Big plays in hibernation
Bear Woods was a gift to Toronto from the football gods. Released by the Alouettes after one day of training camp, the Argos said merci beaucoup and signed him on May 31.
Woods has played as he was expected to play. He’s been a tackling machine, creating a huge presence in the middle of the Argos D. His 59 tackles rank third in the CFL, hardly a surprise for anyone who has watched him play.
But for the most part, he’s been quietly effective. Steady more than spectacular, as it were. While never being a turnover machine, he had five sacks, two interceptions and three forced fumbles a year ago. He has one sack this year while being shutout in the other two categories.
That’s not to be perceived as a knock, far from it. Woods has played the style that has made him the East’s Outstanding Defensive Player of the Year twice, most recently last year. One would think that at some point his exceptional play will be rewarded with a turnover or two.
It’s hard to believe that won’t come sooner rather than later.
Next man up
It’s not just the defence that has been banged up. While most of the discussion surrounding the health of Toronto’s offence has focused, deservedly so, on Ricky Ray, a more serious injury has forced the Double Blue into seeing if a raw rookie is game ready.
Anthony Coombs suffered a shoulder injury in the game against Montreal at BMO. It was tough to see on several levels, mainly because he was having a breakout year in his fourth season with Toronto.
Through nine games he was closing in on career highs in receptions and receiving yards. He had already breezed by his Yards After Catch mark and had become one of the top players in the CFL in that category.

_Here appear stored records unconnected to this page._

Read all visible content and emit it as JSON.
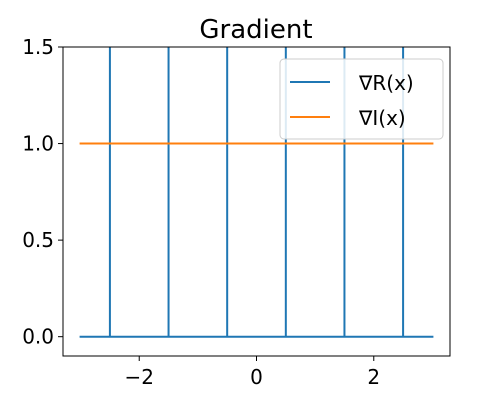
{
  "chart_data": {
    "type": "line",
    "title": "Gradient",
    "xlabel": "",
    "ylabel": "",
    "xlim": [
      -3.3,
      3.3
    ],
    "ylim": [
      -0.1,
      1.5
    ],
    "xticks": [
      -2,
      0,
      2
    ],
    "xtick_labels": [
      "−2",
      "0",
      "2"
    ],
    "yticks": [
      0.0,
      0.5,
      1.0,
      1.5
    ],
    "ytick_labels": [
      "0.0",
      "0.5",
      "1.0",
      "1.5"
    ],
    "grid": false,
    "legend_position": "top-right",
    "series": [
      {
        "name": "∇R(x)",
        "color": "#1f77b4",
        "x": [
          -3,
          -2.5,
          -2.5,
          -2.5,
          -1.5,
          -1.5,
          -1.5,
          -0.5,
          -0.5,
          -0.5,
          0.5,
          0.5,
          0.5,
          1.5,
          1.5,
          1.5,
          2.5,
          2.5,
          2.5,
          3
        ],
        "y": [
          0,
          0,
          1.5,
          0,
          0,
          1.5,
          0,
          0,
          1.5,
          0,
          0,
          1.5,
          0,
          0,
          1.5,
          0,
          0,
          1.5,
          0,
          0
        ]
      },
      {
        "name": "∇I(x)",
        "color": "#ff7f0e",
        "x": [
          -3,
          3
        ],
        "y": [
          1,
          1
        ]
      }
    ]
  }
}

He’s now on the six-game injured list which opened up an opportunity for someone else to start at the “R” receiver spot, which requires a versatile athlete who can line up in several positions, including in the backfield.
Enter Jimmy Ralph.
The Raymond, Alberta, native was a virtual unknown when he arrived at training camp. Undrafted, the Argos signed him in mid-May as a free agent. He was named a USports Second Team All-Canadian in 2015 year despite playing for the 2-6 Alberta Golden Bears.
During training camp he did the next to impossible, he earned a roster spot. You’d have to try to not notice him in camp. It became apparent early that he had exceptional hands. A pair of strong exhibition games sealed his fate. He led the Argos in receiving yards against Montreal, then finished second in the same category at Hamilton, catching a TD pass in each game.
Ralph is someone who is flying under the radar. Given the position that he’s playing, that could change in a hurry.
This shouldn’t be a fun weekend.
The summer is over, it’s back to school, the nights are a little cooler and winter is getting closer. But to Canadian football fans, this long weekend is something to be celebrated. Three CFL rivalry games in two days. A celebration of geographical match-ups that add fuel to a fan’s fire, the perfect way to prepare for the second half of the season.
The Argos rivalry with the Ticats is something to be revered. It has history and instances of bad blood along the way too numerous to count. It also allows fans of both teams to make a short trek down the QEW to cheer on their boys in a road game.
Monday’s game is unique. There’s a buzz at the Classic that simply doesn’t exist any other time the two teams play in Hamilton or Toronto, even in a playoff game.
This is a special date on the calendar. The players and coaches know it – even if they try to talk down its significance – and the fans in the Hammer sure as hell know it.
For some this is their late summer version of Christmas Day. It will be a boisterous crowd, filled with Hamilton fans who know this is the last thing they’ll probably have to cheer for this season. There will be more than a smattering of Argo fans who will proudly don the Oxford and Cambridge blues in enemy territory.
Enjoy the game on Monday, it’s an event to be savoured. If you can’t make it to Tim Horton’s Field, watch the game on TSN or join Jeff Johnson and me for the radio call on TSN 1050.